Еще более таинственны те глубокие и серьезные картины, на которых животное, спокойное и бесстрастное, подобно высшему существу, посланцу иного мира, наделенному неподкупной справедливостью и непроницаемым взором, видит, понимает, взвешивает и судит без права обжалования внутреннее решение человека в тот миг, когда он бесповоротно и, может быть, для самого себя необъяснимо выбирает свою судьбу. Таковы полотна «Обращение апостола Павла» Никколо дель Аббате и «Танкред и Эрминия» Пуссена, где, в каждом случае, светлый конь, такой большой, что кажется огромным, доминируя в композиции, оценивает достоинства действующих лиц, как будто ему одному ведома тайна событий и душ. Он, возможно, с жалостью смотрит на ослепленного, поверженного гонителя, который перейдет из стана палачей на сторону гонимых. Он – свидетель жертвенного поступка героини, отрезавшей одним взмахом сабли свои прекрасные косы, чтобы перевязать истекающего кровью раненого.

Фантастическое здесь так сдержанно – едва ли не стерто, так тонко, что мы не уверены: а есть ли оно вообще. Можно было бы с легкостью отрицать малейший его след и утверждать с полным правдоподобием, что патетика в изображении коня – спокойного или вставшего на дыбы – вызвана всего лишь заботой художника о композиционном или колористическом равновесии.
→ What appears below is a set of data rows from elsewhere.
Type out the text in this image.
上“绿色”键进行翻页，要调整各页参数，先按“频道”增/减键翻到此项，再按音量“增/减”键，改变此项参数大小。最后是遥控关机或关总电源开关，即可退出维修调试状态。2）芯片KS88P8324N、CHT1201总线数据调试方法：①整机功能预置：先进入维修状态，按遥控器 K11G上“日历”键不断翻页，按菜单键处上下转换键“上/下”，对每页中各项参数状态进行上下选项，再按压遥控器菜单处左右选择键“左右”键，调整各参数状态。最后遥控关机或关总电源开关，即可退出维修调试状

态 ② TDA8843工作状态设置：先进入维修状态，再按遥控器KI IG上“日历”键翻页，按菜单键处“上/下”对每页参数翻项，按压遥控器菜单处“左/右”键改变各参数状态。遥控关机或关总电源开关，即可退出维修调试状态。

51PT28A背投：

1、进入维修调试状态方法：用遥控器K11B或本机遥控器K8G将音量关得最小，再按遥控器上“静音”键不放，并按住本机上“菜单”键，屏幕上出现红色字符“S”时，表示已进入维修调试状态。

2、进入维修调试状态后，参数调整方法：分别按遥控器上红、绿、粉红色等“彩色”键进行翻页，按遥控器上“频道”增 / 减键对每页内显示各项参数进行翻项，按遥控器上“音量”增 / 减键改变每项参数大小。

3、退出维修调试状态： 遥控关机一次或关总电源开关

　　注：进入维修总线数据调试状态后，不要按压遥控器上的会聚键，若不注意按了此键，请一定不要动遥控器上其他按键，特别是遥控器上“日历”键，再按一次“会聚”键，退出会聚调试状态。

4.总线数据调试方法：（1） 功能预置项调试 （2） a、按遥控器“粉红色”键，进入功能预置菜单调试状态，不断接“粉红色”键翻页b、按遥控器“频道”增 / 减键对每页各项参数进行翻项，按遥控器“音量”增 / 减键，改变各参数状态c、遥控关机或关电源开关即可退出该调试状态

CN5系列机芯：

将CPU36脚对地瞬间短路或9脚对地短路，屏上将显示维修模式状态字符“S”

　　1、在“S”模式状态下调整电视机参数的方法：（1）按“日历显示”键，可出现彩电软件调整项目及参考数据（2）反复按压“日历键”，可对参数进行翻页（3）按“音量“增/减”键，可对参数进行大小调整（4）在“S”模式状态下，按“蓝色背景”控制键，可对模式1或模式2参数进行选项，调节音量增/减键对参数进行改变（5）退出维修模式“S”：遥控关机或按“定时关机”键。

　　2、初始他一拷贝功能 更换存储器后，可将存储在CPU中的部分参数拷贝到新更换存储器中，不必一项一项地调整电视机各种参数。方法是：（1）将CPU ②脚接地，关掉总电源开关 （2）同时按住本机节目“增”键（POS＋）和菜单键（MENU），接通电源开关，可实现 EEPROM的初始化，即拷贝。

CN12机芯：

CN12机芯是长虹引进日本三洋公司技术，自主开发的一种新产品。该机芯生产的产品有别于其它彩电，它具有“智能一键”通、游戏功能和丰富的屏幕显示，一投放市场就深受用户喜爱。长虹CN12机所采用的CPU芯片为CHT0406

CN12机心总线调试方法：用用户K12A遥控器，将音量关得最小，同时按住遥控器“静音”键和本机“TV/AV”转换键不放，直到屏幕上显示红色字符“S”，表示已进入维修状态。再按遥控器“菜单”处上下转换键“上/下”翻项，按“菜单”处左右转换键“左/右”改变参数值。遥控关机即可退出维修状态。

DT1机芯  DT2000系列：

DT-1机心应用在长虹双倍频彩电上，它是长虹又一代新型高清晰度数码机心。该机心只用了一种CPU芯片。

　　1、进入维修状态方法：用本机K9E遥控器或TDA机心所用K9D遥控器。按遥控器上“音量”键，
Как бы то ни было, ни в трех рассказах из «Деяний апостолов», ни в тексте поэмы «Освобожденный Иерусалим» лошадям ослепленного всадника и великодушной сарацинки не уделено ни малейшего внимания.
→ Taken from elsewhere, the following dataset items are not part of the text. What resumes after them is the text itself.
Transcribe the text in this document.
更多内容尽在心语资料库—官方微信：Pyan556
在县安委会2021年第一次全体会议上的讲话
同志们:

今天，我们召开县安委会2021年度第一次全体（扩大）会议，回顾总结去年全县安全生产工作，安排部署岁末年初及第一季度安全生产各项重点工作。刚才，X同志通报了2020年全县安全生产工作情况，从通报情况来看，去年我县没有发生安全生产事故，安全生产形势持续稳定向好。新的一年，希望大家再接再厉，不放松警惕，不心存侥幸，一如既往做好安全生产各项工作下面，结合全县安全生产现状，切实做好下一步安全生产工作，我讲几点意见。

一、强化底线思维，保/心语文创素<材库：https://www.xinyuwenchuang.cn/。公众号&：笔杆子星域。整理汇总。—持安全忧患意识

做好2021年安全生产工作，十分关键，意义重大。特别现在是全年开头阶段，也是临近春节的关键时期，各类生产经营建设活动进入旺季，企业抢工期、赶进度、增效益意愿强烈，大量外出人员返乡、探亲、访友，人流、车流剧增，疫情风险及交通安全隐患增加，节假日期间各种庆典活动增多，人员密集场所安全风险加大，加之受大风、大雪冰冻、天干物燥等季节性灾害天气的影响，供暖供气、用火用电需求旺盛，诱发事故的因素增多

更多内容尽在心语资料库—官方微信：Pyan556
Во всяком случае эти полотна представляются как бесконечно проблематичный и весьма неоднозначный результат длительного развития. Напротив, в предшествующем столетии, в эпоху подъема аллегорического искусства и распространения моды на эмблемы фантастическое расцветает столь пышно и обильно, что изображение превращается порой в темный лабиринт символов. На гравюре Антонии Саламанка (1500–1562), посвященной прославлению Любви и созданной по композиции Бандинелли, Эрот и удрученная женщина играют в кости за столом, на котором лежат – вероятно, в качестве ставки – отсеченные руки и вырванные глаза. Амуры варят одного из своих собратьев в большом изящном котле. Отовсюду с беспокойством следят за партией благородные зрители. Так, среди бурьяна на земле появляется пара глаз. Словно из малого родника, из каждого вытекает струя слез, напоминая своими извивами локоны ангелочков-поварят. В небе и на горизонте – какие-то храмы, квадрига, погоняемая пылким возницей, и вырисовывающийся в пустом пространстве среди густых облаков грациозный и пугливый конь.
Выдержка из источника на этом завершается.